Si tratta della domanda – fondamentale per il platonismo – relativa non tanto all’immortalità dell’anima, quanto allo statuto di questa immortalità: l’anima è un essere che è al di là del tempo e quindi della corruzione o è qualcosa che con la corruzione entra in contatto quando entra in contatto con il corpo? Nel Fedone, ove si contempla la figura della circolarità degli opposti che passa dalla vita alla morte, e si evoca anche l’inquietante figura della linearità che porterebbe alla cessazione della vita, si propone un altro modello di pensabilità della relazione tra la vita e la morte, un modello che prevede il vivere non come un mero opposto del morire, ma come qualcosa di originario, che non risulta dalla morte, che precede il tempo e lo fonda: è la teoria dell’anamnesi, che va oltre il mero rimandarsi dei contrari – è infatti possibile rammemorare sia sulla base del simile, sia sulla base del dissimile – e pone il pensare come ciò che eccede la morte. Ma se il pensare eccede la morte e il sensibile, quanto il pensare ci appartiene? Quanto appartiene al vivere? La vita appartiene per essenza agli umani che la vivono o appartiene piuttosto a una dimensione eidetica che vive solo accidentalmente la stagione del vivente?
Nel secondo saggio, L’intermedietà nel Fedro (pp. 15-31), Claudia Maggi cita Paula Philippson che parla del mito come di un linguaggio in grado di esprimere il kosmos symbolikos, luogo della comunicazione tra eternità e tempo, unità e molteplicità, immobilità e movimento.

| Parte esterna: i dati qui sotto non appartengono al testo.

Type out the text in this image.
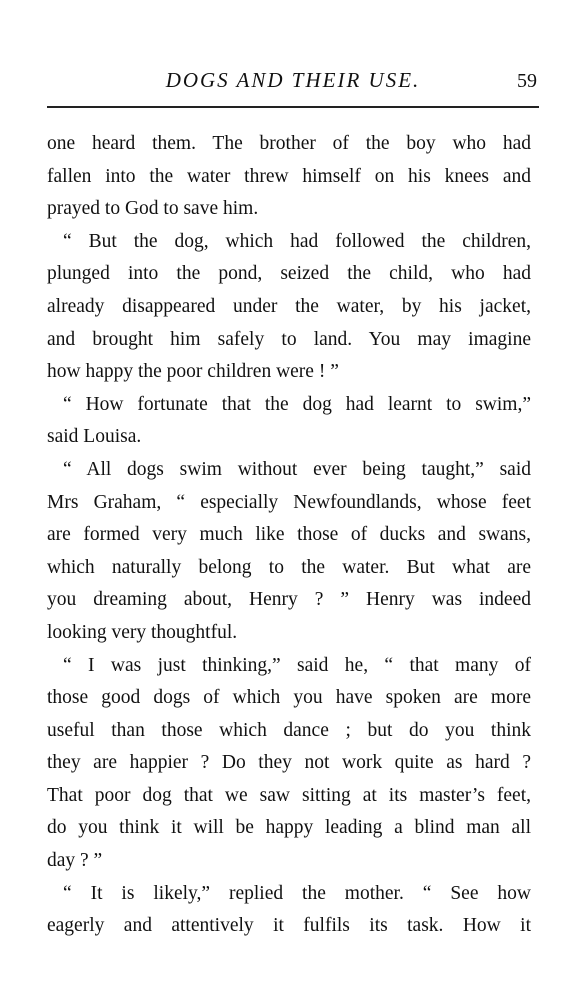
DOGS AND THEIR USE.	59
one heard them. The brother of the boy who had
fallen into the water threw himself on his knees and
prayed to God to save him.
“ But the dog, which had followed the children,
plunged into the pond, seized the child, who had
already disappeared under the water, by his jacket,
and brought him safely to land. You may imagine
how happy the poor children were ! ”
“ How fortunate that the dog had learnt to swim,”
said Louisa.
“ All dogs swim without ever being taught,” said
Mrs Graham, “ especially Newfoundlands, whose feet
are formed very much like those of ducks and swans,
which naturally belong to the water. But what are
you dreaming about, Henry ? ” Henry was indeed
looking very thoughtful.
“ I was just thinking,” said he, “ that many of
those good dogs of which you have spoken are more
useful than those which dance ; but do you think
they are happier ? Do they not work quite as hard ?
That poor dog that we saw sitting at its master’s feet,
do you think it will be happy leading a blind man all
day ? ”
“ It is likely,” replied the mother. “ See how
eagerly and attentively it fulfils its task. How it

E mostra come, in Platone, il mito e la dialettica, entrambi incompleti, stiano lì – per esempio nel testo del Fedro – a spartirsi per così dire il loro oggetto: la difficile trattazione sull’anima tripartita e sulla reminiscenza.
Il mito sembra venire da un’ antichità così lontana, da avere perso le connotazioni della temporalità, diventando simile piuttosto a una struttura eidetica. La dialettica si appoggia alla metafisica della reminiscenza come a un fondamento, esterno al sistema, che garantisce un attingimento alla verità.
Insomma mito e logo, in Platone, temperano le loro differenze per trovare piuttosto la strada di un incontro, nel quale la dialettica offre lo sforzo della ricostruzione dell’intero e il mito fonda la validità di questo sforzo. Compito della dialettica – scrive Claudia Maggi a p. 31 – non è mai razionalizzare il mito, ma dispiegare, articolandola, la sua intuizione originaria. Il mito è come un sogno che offre all’anima una verità a sprazzi, il logo accoglie questi sprazzi e prova a rendere ragione di essi. E l’anima è lo spazio in cui tutto ciò può avvenire.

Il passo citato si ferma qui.